Les recommandations actuelles sur l’induction d’une lactation pour un bébé adopté reposent essentiellement sur des rapports de cas, qui ne fournissent pas tous des données sur le volume de la production lactée obtenue. Une seule étude (Szucs et al, 2010) rapporte une production lactée de plus de 700 ml/jour chez une mère ayant adopté des jumeaux prématurés, et qui est arrivée à les allaiter exclusivement. Certaines études présentent des protocoles d’induction d’une lactation, impliquant la prise d’hormones censées imiter la grossesse et favoriser le développement de la glande mammaire afin de démarrer la lactation, la mère prenant ensuite un produit galactogène (dompéridone, métoclopramide), mais ce type de protocole reste très peu évalué. La stimulation régulière des seins semble la stratégie la plus efficace pour induire une lactation. Certains recommandent de commencer un programme d’expression du lait environ 6 semaines avant l’arrivée du bébé adopté, la mère devant tirer son lait environ toutes les 3 heures en utilisant un tire-lait électrique automatique à double pompage. La mère dont le cas est présenté ci-dessus a pris de la dompéridone pendant seulement quelques semaines, mais elle a tiré son lait avec une fréquence élevée, ce qui a probablement joué un rôle dans la réussite de son allaitement.

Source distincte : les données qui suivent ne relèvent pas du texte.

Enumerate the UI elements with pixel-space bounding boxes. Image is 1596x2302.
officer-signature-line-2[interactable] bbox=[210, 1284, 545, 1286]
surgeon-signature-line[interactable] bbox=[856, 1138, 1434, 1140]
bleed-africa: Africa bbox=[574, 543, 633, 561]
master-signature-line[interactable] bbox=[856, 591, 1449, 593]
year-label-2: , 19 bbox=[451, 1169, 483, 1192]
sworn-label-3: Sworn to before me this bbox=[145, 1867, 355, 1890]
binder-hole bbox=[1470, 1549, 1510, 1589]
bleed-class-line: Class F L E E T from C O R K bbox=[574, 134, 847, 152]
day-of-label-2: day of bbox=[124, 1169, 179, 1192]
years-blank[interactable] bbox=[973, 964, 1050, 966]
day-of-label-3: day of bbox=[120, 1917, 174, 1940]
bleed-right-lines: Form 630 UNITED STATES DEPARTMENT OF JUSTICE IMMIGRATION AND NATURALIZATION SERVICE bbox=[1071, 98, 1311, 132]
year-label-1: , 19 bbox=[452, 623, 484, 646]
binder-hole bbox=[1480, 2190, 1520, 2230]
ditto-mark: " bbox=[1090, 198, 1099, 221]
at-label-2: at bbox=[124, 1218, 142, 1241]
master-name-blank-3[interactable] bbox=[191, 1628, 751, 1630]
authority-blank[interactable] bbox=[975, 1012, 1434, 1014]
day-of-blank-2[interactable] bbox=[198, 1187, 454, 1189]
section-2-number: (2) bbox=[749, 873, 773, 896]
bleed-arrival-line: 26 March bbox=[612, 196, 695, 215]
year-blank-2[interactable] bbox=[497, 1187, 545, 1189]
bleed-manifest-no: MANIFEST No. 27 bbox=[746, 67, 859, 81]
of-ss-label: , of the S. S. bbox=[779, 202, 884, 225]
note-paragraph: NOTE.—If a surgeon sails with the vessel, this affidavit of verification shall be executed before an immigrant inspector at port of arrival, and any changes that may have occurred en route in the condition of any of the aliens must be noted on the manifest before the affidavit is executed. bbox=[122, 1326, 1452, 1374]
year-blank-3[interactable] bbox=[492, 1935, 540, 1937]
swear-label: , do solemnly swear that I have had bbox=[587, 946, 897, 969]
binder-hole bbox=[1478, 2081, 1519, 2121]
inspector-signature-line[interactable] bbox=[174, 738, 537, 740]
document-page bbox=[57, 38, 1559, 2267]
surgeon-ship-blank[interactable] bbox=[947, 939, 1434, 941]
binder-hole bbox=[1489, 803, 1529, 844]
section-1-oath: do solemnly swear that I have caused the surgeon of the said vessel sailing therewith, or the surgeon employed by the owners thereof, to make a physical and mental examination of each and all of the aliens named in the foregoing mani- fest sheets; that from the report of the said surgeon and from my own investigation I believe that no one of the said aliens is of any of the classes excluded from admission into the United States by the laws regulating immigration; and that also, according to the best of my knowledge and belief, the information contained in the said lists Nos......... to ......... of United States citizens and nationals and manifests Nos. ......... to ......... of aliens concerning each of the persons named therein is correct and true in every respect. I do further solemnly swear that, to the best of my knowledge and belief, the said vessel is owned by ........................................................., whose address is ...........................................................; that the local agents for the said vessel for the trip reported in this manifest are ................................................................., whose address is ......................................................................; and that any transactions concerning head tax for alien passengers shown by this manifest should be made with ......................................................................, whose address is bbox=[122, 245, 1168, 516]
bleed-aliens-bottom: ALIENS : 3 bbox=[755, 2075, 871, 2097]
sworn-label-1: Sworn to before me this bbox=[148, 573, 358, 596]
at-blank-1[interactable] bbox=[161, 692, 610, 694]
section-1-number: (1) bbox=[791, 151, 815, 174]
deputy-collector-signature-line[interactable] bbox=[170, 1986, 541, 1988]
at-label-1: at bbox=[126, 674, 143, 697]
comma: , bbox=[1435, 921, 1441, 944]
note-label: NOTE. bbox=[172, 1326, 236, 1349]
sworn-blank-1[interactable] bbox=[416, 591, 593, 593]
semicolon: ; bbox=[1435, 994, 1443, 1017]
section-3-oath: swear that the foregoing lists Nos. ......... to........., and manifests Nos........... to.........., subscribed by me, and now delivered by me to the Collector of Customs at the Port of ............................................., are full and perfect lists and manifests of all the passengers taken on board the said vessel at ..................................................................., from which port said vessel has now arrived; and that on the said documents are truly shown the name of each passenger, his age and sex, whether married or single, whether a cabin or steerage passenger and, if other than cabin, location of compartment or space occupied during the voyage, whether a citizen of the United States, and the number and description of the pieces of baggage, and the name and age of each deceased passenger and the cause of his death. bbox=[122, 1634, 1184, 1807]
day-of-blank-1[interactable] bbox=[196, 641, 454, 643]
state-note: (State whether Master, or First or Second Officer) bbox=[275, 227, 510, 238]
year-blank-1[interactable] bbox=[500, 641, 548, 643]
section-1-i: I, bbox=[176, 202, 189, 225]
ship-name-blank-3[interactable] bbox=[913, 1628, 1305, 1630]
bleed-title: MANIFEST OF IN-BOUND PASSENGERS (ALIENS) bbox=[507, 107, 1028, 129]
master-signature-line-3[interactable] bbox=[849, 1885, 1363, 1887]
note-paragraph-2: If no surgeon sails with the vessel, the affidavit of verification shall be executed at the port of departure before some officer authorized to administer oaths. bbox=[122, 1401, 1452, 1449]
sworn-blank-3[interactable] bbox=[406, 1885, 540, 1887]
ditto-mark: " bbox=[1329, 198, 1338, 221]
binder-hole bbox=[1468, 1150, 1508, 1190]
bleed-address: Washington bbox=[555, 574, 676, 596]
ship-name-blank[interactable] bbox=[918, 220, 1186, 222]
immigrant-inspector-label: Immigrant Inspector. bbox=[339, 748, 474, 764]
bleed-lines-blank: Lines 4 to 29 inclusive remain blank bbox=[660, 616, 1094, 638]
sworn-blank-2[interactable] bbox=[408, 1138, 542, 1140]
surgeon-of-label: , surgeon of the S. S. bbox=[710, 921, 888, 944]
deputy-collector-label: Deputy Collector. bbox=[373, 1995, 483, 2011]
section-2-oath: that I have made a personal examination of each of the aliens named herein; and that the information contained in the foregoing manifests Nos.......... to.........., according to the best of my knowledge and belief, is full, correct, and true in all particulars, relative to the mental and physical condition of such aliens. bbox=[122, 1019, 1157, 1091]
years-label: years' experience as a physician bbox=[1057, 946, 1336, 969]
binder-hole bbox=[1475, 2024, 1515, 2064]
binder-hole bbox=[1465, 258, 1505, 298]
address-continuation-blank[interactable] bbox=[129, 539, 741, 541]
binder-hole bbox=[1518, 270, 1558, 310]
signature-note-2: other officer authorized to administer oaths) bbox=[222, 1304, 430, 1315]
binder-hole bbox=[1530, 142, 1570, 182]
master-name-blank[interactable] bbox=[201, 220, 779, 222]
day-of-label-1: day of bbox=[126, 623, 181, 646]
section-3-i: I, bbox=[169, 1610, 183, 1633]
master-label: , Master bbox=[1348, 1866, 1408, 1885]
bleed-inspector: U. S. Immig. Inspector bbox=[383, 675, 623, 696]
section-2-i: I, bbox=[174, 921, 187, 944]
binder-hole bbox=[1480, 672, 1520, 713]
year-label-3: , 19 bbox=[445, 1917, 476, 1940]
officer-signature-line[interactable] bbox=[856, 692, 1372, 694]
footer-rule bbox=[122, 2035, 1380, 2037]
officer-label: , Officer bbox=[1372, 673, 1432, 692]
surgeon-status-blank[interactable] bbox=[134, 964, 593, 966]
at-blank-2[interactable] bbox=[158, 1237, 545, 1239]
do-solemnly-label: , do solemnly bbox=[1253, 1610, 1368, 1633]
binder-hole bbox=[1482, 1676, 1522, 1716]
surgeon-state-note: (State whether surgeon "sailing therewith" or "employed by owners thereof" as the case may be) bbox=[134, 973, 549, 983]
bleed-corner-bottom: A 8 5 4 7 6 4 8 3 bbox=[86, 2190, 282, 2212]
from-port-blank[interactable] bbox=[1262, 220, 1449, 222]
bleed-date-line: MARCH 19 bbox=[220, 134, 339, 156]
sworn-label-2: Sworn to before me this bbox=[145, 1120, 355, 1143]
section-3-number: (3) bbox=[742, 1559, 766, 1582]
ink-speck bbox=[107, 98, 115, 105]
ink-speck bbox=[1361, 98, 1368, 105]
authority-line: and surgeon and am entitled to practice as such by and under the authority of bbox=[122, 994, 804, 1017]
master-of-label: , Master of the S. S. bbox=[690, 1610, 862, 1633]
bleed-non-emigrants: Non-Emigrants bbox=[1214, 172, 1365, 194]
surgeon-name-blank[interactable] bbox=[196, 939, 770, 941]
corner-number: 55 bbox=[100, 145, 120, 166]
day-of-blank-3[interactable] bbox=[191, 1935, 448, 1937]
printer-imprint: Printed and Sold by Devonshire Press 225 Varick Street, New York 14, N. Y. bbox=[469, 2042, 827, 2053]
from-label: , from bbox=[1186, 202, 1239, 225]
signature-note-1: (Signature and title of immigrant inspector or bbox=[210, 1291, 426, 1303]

Il semble par ailleurs que l’induction d’une lactation pour un bébé adopté soit plus facile chez une femme qui a déjà eu l’occasion d’allaiter. Cette femme n’avait pas allaité, mais elle avait produit une faible quantité de lait pendant l’année qui avait suivi sa fausse couche, ce qui a également pu contribuer au succès de son allaitement. Les données permettent aussi de penser qu’une forte motivation maternelle, alliée à un soutien émotionnel de la part de l’entourage et à un niveau élevé de confiance en elle de la mère, sera bien souvent capitale pour la réussite du projet d’allaitement. Pour cette mère, le fait de donner son lait au lactarium l’encourageait également à tirer son lait. Il est difficile de savoir quel pourcentage de mères adoptives essaient d’allaiter. Ces femmes auront besoin d’un soutien adapté, et il est nécessaire de mener des études sur l’allaitement par une mère adoptive.